Fantasia 2000 adalah suatu pencapaian yang luar biasa dari segi animasi, suara, teknologi dan sebagainya. Fantasia mungkin adalah realisasi yang paling mendekati imajinasi Walt Disney 71 tahun yang lalu. Tapi saya yakin, Disney akan terus berkarya dan berkembang dengan kreativitasnya.

Perhatikan kata2 Roy Disney, "now, on behalf of the whole family of Disney animators, past and present.."

Bahkan Roy Disney berterima kasih bagi para animator Disney di masa lalu yang bahkan tidak ikut serta menggoreskan pensilnya dalam karya2 yang ada dalam Fantasia 2000. Karena dia tau, tanpa animator2 sebelumnya, takkan ada Donal Bebek, Miki Tikus (dan sebagainya) yang muncul dalam Fantasia 2000. Mereka adalah suatu keluarga, keluarga yang besar.
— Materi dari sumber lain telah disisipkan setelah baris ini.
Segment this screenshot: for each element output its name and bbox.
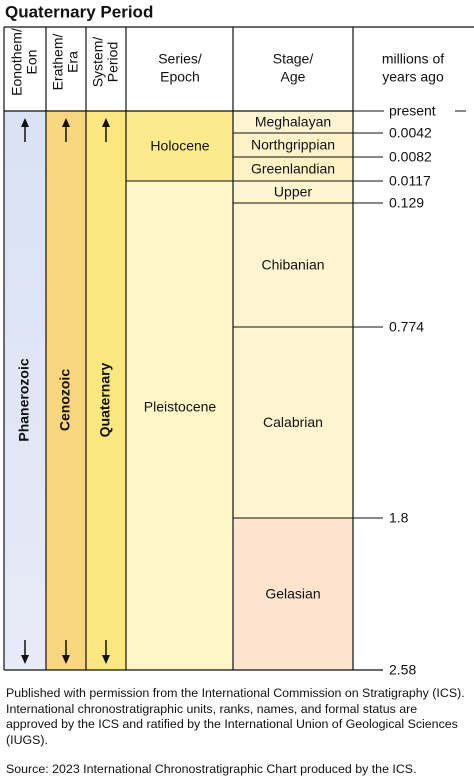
unit-label: Cenozoic (57, 369, 73, 431)
series-label: Pleistocene (144, 399, 217, 415)
stage-label: Chibanian (261, 257, 324, 273)
series-cell (126, 181, 233, 670)
stage-label: Meghalayan (255, 114, 331, 130)
header: Epoch (160, 69, 200, 85)
unit-label: Quaternary (97, 362, 113, 437)
stage-label: Upper (274, 184, 312, 200)
stage-cell (233, 203, 353, 327)
eon-cell (4, 111, 46, 670)
header: years ago (382, 69, 444, 85)
series-label: Holocene (150, 138, 209, 154)
stage-cell (233, 157, 353, 181)
stage-label: Calabrian (263, 414, 323, 430)
boundary-label: 0.129 (389, 195, 424, 211)
header: Age (281, 69, 306, 85)
header: Series/ (158, 51, 202, 67)
stage-label: Gelasian (265, 586, 320, 602)
boundary-label: present (389, 103, 436, 119)
arrow (102, 655, 110, 664)
header: Era (65, 51, 81, 73)
stage-cell (233, 133, 353, 157)
diagram: Quaternary Period Eonothem/Eon Erathem/Er… (3, 2, 474, 678)
boundary-label: 0.0117 (389, 173, 431, 189)
series-cell (126, 111, 233, 181)
boundary-label: 1.8 (389, 510, 409, 526)
stage-cell (233, 181, 353, 203)
boundary-label: 0.0042 (389, 125, 432, 141)
boundary-label: 0.774 (389, 319, 424, 335)
arrow (21, 118, 29, 127)
stage-label: Greenlandian (251, 161, 335, 177)
arrow (62, 655, 70, 664)
title: Quaternary Period (5, 2, 153, 21)
source: Source: 2023 International Chronostratig… (6, 762, 417, 776)
header: Period (105, 42, 121, 82)
header: Erathem/ (50, 33, 66, 90)
stage-label: Northgrippian (251, 137, 335, 153)
era-cell (46, 111, 86, 670)
header: System/ (90, 37, 106, 88)
stage-cell (233, 111, 353, 133)
boundary-label: 0.0082 (389, 149, 432, 165)
header: millions of (382, 51, 444, 67)
arrow (62, 118, 70, 127)
stage-cell (233, 518, 353, 670)
arrow (102, 118, 110, 127)
arrow (21, 655, 29, 664)
period-cell (86, 111, 126, 670)
note: Published with permission from the Inter… (6, 686, 465, 747)
header: Stage/ (273, 51, 314, 67)
stage-cell (233, 327, 353, 518)
boundary-label: 2.58 (389, 662, 416, 678)
header: Eonothem/ (9, 28, 25, 96)
header: Eon (24, 50, 40, 75)
unit-label: Phanerozoic (16, 358, 32, 441)
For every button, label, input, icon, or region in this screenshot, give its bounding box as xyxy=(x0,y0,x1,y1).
Menurut salah satu temen gue yang kuliah Filsafat, 66 tahun adalah usia yang masih sangat belia untuk sebuah negara. "Eropa dan Amerika butuh beratus2 tahun untuk jadi seperti sekarang. Mereka pun telah melalui masa2 kelam dan berdarah. Masih ada banyak hal yang menanti Indonesia di depan sana". Yaa..gue sih gak mempelajari sejarah sedalam itu, tapi secara umum, kalimatnya bener. Hanya saja, untuk menghadapi itu semua, butuh dukungan penuh oleh seluruh bangsa Indonesia. Sebuah ungkapan yang jujur diutarakan dalam film License to Wed "Is that what you're gonna do when life gets difficult? You're just gonna quit? I need to be able to count on you".
Mari tumbuhkan kepercayaan satu terhadap yang lain di negeri ini. Karena kita adalah keluarga, sebuah bangsa.


Huff..tadinya gue cuma mau nulis status "Fantasia 2000, does anybody in my age still remember this movie?" ehh..keterusan. Hehe..ya sudahlah. Intinya sih, gue habis nonton film kartun.